A fourth key finding is that exposure to cultural stress is closely related to the risk for elevated depressive and PTSD symptoms in all four of the samples examined. To be sure, myriad factors influence the mental health of crisis migrants in general and Venezuelan migrants in particular, but there is little doubt that NCR and discrimination serve as influential risk factors in both Colombia and Florida. This finding is consistent with prior research on this population, including with Venezuelan migrant youth (Salas-Wright, Mejía-Trujillo, et al., 2024), and a rapidly growing body of research in the area of crisis migration and mental health (see Salas-Wright et al., 2022, for a review). Nevertheless, the findings here provide a fresh and valuable contribution, as we see a very similar pattern of results in four distinct samples of Venezuelan migrants collected independently in two very distinct countries over 6-7 years.
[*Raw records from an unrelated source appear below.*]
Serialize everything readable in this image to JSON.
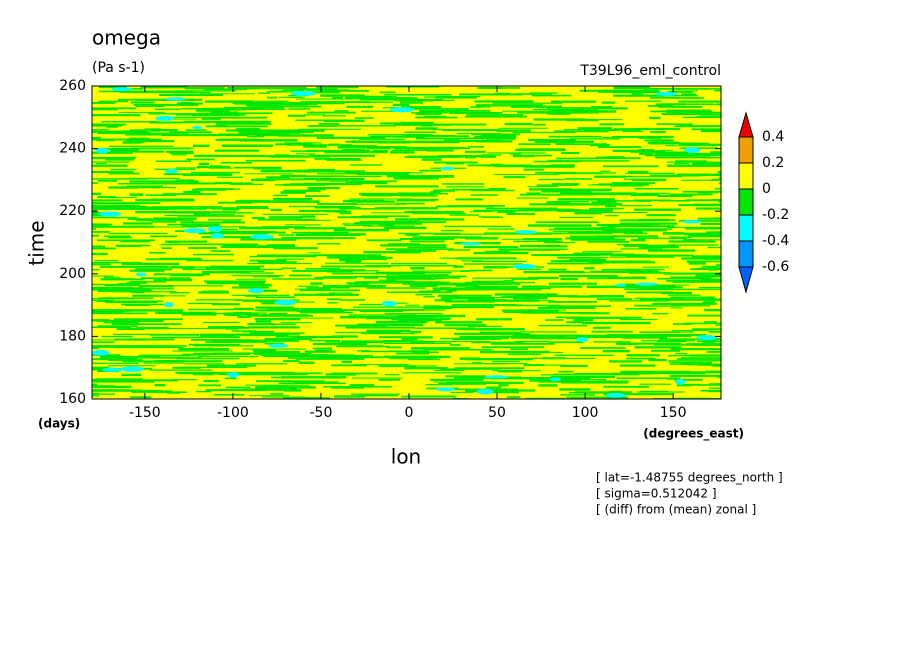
{
  "chart_data": {
    "type": "contour",
    "title": "omega",
    "subtitle": "(Pa s-1)",
    "experiment": "T39L96_eml_control",
    "x_label": "lon",
    "x_units": "(degrees_east)",
    "y_label": "time",
    "y_units": "(days)",
    "xlim": [
      -180,
      177.1875
    ],
    "xticks": [
      -150,
      -100,
      -50,
      0,
      50,
      100,
      150
    ],
    "ylim": [
      160,
      260
    ],
    "yticks": [
      160,
      180,
      200,
      220,
      240,
      260
    ],
    "colorbar": {
      "levels": [
        -0.6,
        -0.4,
        -0.2,
        0,
        0.2,
        0.4
      ],
      "colors": [
        "#0064ff",
        "#0096ff",
        "#00ffff",
        "#00e600",
        "#ffff00",
        "#f0a000",
        "#f00000"
      ]
    },
    "notes": [
      "[ lat=-1.48755 degrees_north ]",
      "[ sigma=0.512042 ]",
      "[ (diff) from (mean) zonal ]"
    ]
  }
}
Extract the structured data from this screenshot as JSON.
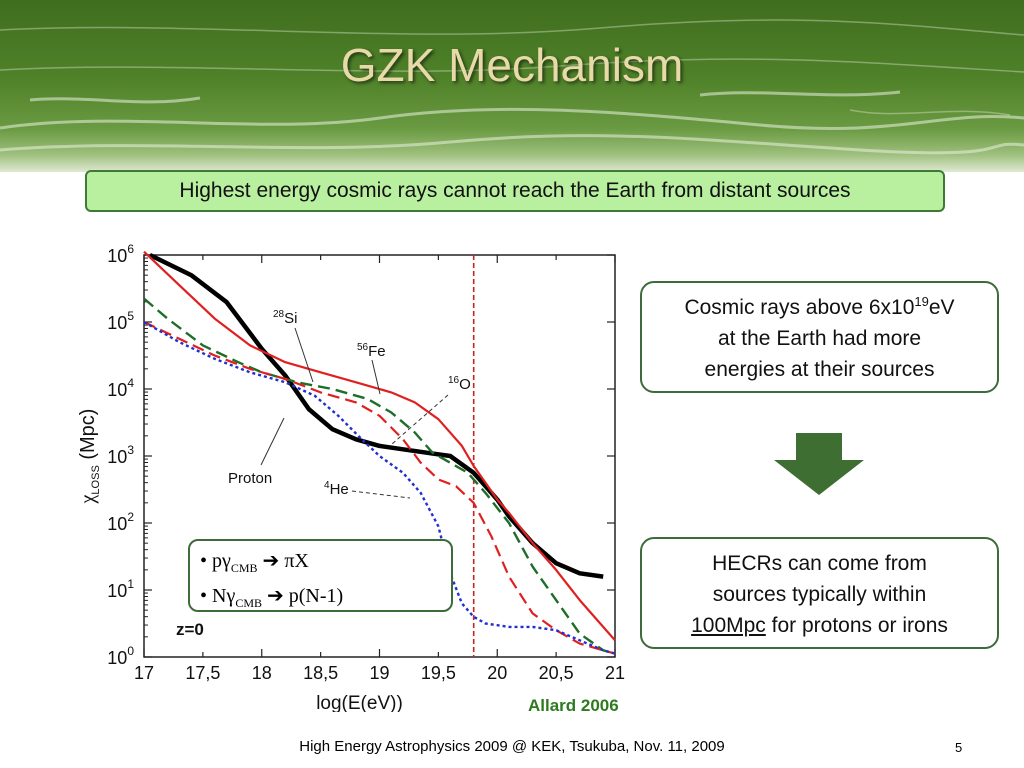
{
  "slide": {
    "title": "GZK Mechanism",
    "headline": "Highest energy cosmic rays cannot reach the Earth from distant sources",
    "box1": {
      "line1_pre": "Cosmic rays above 6x10",
      "line1_sup": "19",
      "line1_post": "eV",
      "line2": "at the Earth had more",
      "line3": "energies at their sources"
    },
    "box2": {
      "line1": "HECRs can come from",
      "line2": "sources typically within",
      "line3_underlined": "100Mpc",
      "line3_rest": " for protons or irons"
    },
    "reactions": {
      "r1": {
        "bullet": "•",
        "a": " p",
        "g": "γ",
        "sub": "CMB",
        "arrow": "➔",
        "result": "πX"
      },
      "r2": {
        "bullet": "•",
        "a": " N",
        "g": "γ",
        "sub": "CMB",
        "arrow": "➔",
        "result": "p(N-1)"
      }
    },
    "citation": "Allard 2006",
    "footer": "High Energy Astrophysics 2009 @ KEK, Tsukuba, Nov. 11, 2009",
    "page_number": "5",
    "colors": {
      "banner": "#4f8129",
      "title_text": "#e8d9a8",
      "headline_bg": "#b8f0a0",
      "box_border": "#3e6b3a",
      "arrow": "#3f6e33",
      "citation": "#2e7a1e"
    }
  },
  "chart_data": {
    "type": "line",
    "xlim": [
      17,
      21
    ],
    "ylim_log10": [
      0,
      6
    ],
    "yscale": "log",
    "xlabel": "log(E(eV))",
    "ylabel_chi": "χ",
    "ylabel_sub": "LOSS",
    "ylabel_unit": " (Mpc)",
    "xticks": [
      "17",
      "17,5",
      "18",
      "18,5",
      "19",
      "19,5",
      "20",
      "20,5",
      "21"
    ],
    "yticks": [
      {
        "base": "10",
        "exp": "0",
        "value": 0
      },
      {
        "base": "10",
        "exp": "1",
        "value": 1
      },
      {
        "base": "10",
        "exp": "2",
        "value": 2
      },
      {
        "base": "10",
        "exp": "3",
        "value": 3
      },
      {
        "base": "10",
        "exp": "4",
        "value": 4
      },
      {
        "base": "10",
        "exp": "5",
        "value": 5
      },
      {
        "base": "10",
        "exp": "6",
        "value": 6
      }
    ],
    "z_label": "z=0",
    "threshold_x": 19.8,
    "series": [
      {
        "name": "Proton",
        "color": "#000000",
        "dash": "solid",
        "width": 4.5,
        "x": [
          17.05,
          17.4,
          17.7,
          18.0,
          18.2,
          18.4,
          18.6,
          18.8,
          19.0,
          19.2,
          19.4,
          19.6,
          19.8,
          19.9,
          20.0,
          20.1,
          20.3,
          20.5,
          20.7,
          20.9
        ],
        "log10y": [
          6.0,
          5.7,
          5.3,
          4.6,
          4.2,
          3.7,
          3.4,
          3.25,
          3.15,
          3.1,
          3.05,
          3.0,
          2.75,
          2.55,
          2.35,
          2.1,
          1.7,
          1.4,
          1.25,
          1.2
        ]
      },
      {
        "name": "Fe",
        "iso": "56",
        "color": "#e02020",
        "dash": "solid",
        "width": 2.2,
        "x": [
          17.0,
          17.3,
          17.6,
          17.9,
          18.2,
          18.5,
          18.8,
          19.1,
          19.3,
          19.5,
          19.7,
          19.8,
          19.9,
          20.0,
          20.1,
          20.3,
          20.5,
          20.7,
          20.9,
          21.0
        ],
        "log10y": [
          6.05,
          5.55,
          5.05,
          4.65,
          4.4,
          4.25,
          4.1,
          3.95,
          3.8,
          3.55,
          3.15,
          2.85,
          2.6,
          2.35,
          2.15,
          1.7,
          1.3,
          0.85,
          0.45,
          0.25
        ]
      },
      {
        "name": "Si",
        "iso": "28",
        "color": "#1e6e2a",
        "dash": "dashed",
        "width": 2.4,
        "x": [
          17.0,
          17.2,
          17.5,
          17.8,
          18.0,
          18.3,
          18.6,
          18.9,
          19.1,
          19.3,
          19.45,
          19.6,
          19.75,
          19.9,
          20.1,
          20.3,
          20.5,
          20.7,
          20.9,
          21.0
        ],
        "log10y": [
          5.35,
          5.05,
          4.65,
          4.4,
          4.25,
          4.1,
          4.0,
          3.85,
          3.65,
          3.35,
          3.05,
          2.9,
          2.75,
          2.45,
          2.0,
          1.35,
          0.85,
          0.35,
          0.1,
          0.05
        ]
      },
      {
        "name": "O",
        "iso": "16",
        "color": "#e02020",
        "dash": "dashed",
        "width": 2.2,
        "x": [
          17.0,
          17.3,
          17.6,
          17.9,
          18.2,
          18.5,
          18.8,
          19.0,
          19.2,
          19.35,
          19.5,
          19.65,
          19.8,
          19.95,
          20.1,
          20.3,
          20.5,
          20.7,
          20.9,
          21.0
        ],
        "log10y": [
          5.0,
          4.75,
          4.5,
          4.3,
          4.15,
          3.95,
          3.8,
          3.6,
          3.25,
          2.9,
          2.65,
          2.55,
          2.3,
          1.8,
          1.2,
          0.65,
          0.4,
          0.2,
          0.1,
          0.05
        ]
      },
      {
        "name": "He",
        "iso": "4",
        "color": "#2030d0",
        "dash": "dotted",
        "width": 2.4,
        "x": [
          17.0,
          17.3,
          17.6,
          17.9,
          18.2,
          18.45,
          18.65,
          18.85,
          19.0,
          19.2,
          19.35,
          19.5,
          19.6,
          19.7,
          19.8,
          19.9,
          20.1,
          20.3,
          20.5,
          20.7,
          20.9,
          21.0
        ],
        "log10y": [
          5.0,
          4.7,
          4.45,
          4.25,
          4.1,
          3.9,
          3.6,
          3.25,
          3.0,
          2.75,
          2.45,
          1.95,
          1.25,
          0.8,
          0.6,
          0.5,
          0.45,
          0.45,
          0.4,
          0.25,
          0.1,
          0.05
        ]
      }
    ],
    "annotations": {
      "si": "Si",
      "fe": "Fe",
      "o": "O",
      "he": "He",
      "proton": "Proton"
    }
  }
}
In the face of such evidence, it is critical that researchers, community leaders, public health professionals, and mental health clinicians work with communities to limit cultural stress exposure and to develop therapeutic protocols to support migrants who are exposed to such stressors (Scaramutti et al., 2024; Vos et al., 2021).
Limitations
Findings from the present study should be interpreted in light of several limitations. First, although we collected data in 2017 and 2023-2024, all data here are cross-sectional. As such, we cannot make definitive causal statements—for instance, individuals who score high on depressive symptoms may be more likely to endorse NCR rather than the cultural stressor leading to the mental health symptoms. Longitudinal research would allow us to examine within-person changes, which are a top research priority moving forward. Second, all data here are limited to respondent self-reports, which introduces potential bias regarding the perception of cultural stressors. Ideally, we could triangulate the self-report cultural stress data with data from an additional source, whether clinical interviews, reports from close friends or family members, or community-level data. Similarly, a third limitation is that our screening diagnoses are based not on a gold-standard diagnostic interview but on validated survey measures. In future research, it would be beneficial to conduct a diagnostic interview, although such a research design is challenging in cross-national research conducted with recent crisis migrant populations. A fourth limitation is that, although we examine the experiences of Venezuelan migrants in important receiving contexts, other towns, cities, states, and countries have received Venezuelan migrants, but they are not represented here.